A British study finds that nearly a third of four- and five-year-olds cannot do basic physical movements like crawling or standing on one leg. And the deficiency seems to be linked to poor academic achievement.

The UK newspaper Daily Mail summarizes the findings in a recent article:

Sixty children in reception classes at a school in the West Midlands were given 14 short tests, including asking them to balance on one leg for three seconds and crawl a short distance.

The study found 30 per cent of pupils showed signs of physical immaturity and a further 42 per cent some signs of delays in development.

Some children even appeared not to have lost primitive baby reflexes, such as their arms and head extending when their head moves to the side.

Pete Griffin, who administered the study with the Institute of Neuro-Physiological Psychology, says children aren’t developing physically because they’re spending more time in front of screens. He also believes parents are driving and carrying their kids everywhere, noting that babies who don’t spend time on the floor don’t get opportunities to try things like crawling and rolling.

“The main issue is that children don’t have the same kind of physical challenge and upbringing they might have had 40 or 50 years ago,” says Griffin.

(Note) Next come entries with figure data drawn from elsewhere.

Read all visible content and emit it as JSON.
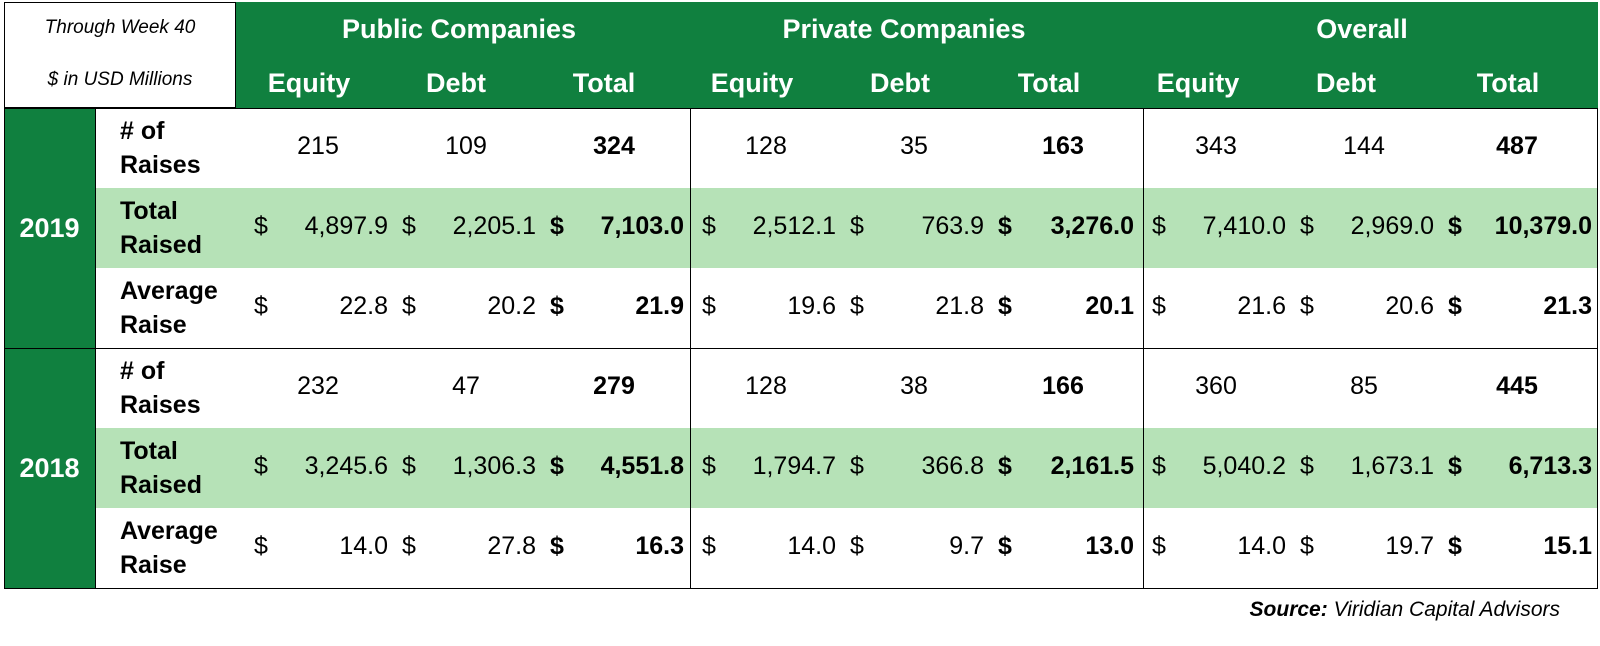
{
  "header": {
    "note_line1": "Through Week  40",
    "note_line2": "$ in USD Millions",
    "groups": [
      "Public Companies",
      "Private Companies",
      "Overall"
    ],
    "columns": [
      "Equity",
      "Debt",
      "Total",
      "Equity",
      "Debt",
      "Total",
      "Equity",
      "Debt",
      "Total"
    ]
  },
  "years": [
    {
      "year": "2019",
      "rows": [
        {
          "label": "# of\nRaises",
          "kind": "count",
          "values": [
            "215",
            "109",
            "324",
            "128",
            "35",
            "163",
            "343",
            "144",
            "487"
          ]
        },
        {
          "label": "Total\nRaised",
          "kind": "money",
          "values": [
            "4,897.9",
            "2,205.1",
            "7,103.0",
            "2,512.1",
            "763.9",
            "3,276.0",
            "7,410.0",
            "2,969.0",
            "10,379.0"
          ]
        },
        {
          "label": "Average\nRaise",
          "kind": "money",
          "values": [
            "22.8",
            "20.2",
            "21.9",
            "19.6",
            "21.8",
            "20.1",
            "21.6",
            "20.6",
            "21.3"
          ]
        }
      ]
    },
    {
      "year": "2018",
      "rows": [
        {
          "label": "# of\nRaises",
          "kind": "count",
          "values": [
            "232",
            "47",
            "279",
            "128",
            "38",
            "166",
            "360",
            "85",
            "445"
          ]
        },
        {
          "label": "Total\nRaised",
          "kind": "money",
          "values": [
            "3,245.6",
            "1,306.3",
            "4,551.8",
            "1,794.7",
            "366.8",
            "2,161.5",
            "5,040.2",
            "1,673.1",
            "6,713.3"
          ]
        },
        {
          "label": "Average\nRaise",
          "kind": "money",
          "values": [
            "14.0",
            "27.8",
            "16.3",
            "14.0",
            "9.7",
            "13.0",
            "14.0",
            "19.7",
            "15.1"
          ]
        }
      ]
    }
  ],
  "currency_symbol": "$",
  "source": {
    "label": "Source:",
    "text": "Viridian Capital Advisors"
  },
  "colors": {
    "header_green": "#10803f",
    "row_shade": "#b6e2b7"
  }
}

Researchers also found that of the children who placed in the bottom half for physical maturity, 77 per cent fell into the bottom groups for academic ability. Griffin suggests this is because children who spend their early years watching TV are not able to concentrate when it comes time to learn and study.

2 responses to “Too many 4-year-old kids who can’t crawl: study

  1. Please link to the study mentioned! I keep seeing this story here and there, but no one has linked the the “British study” in question. Data, evaluation procedures, and individual history matter here. This is useful information for pediatric therapists like myself, but I need a real study to look at before I draw any conclusions.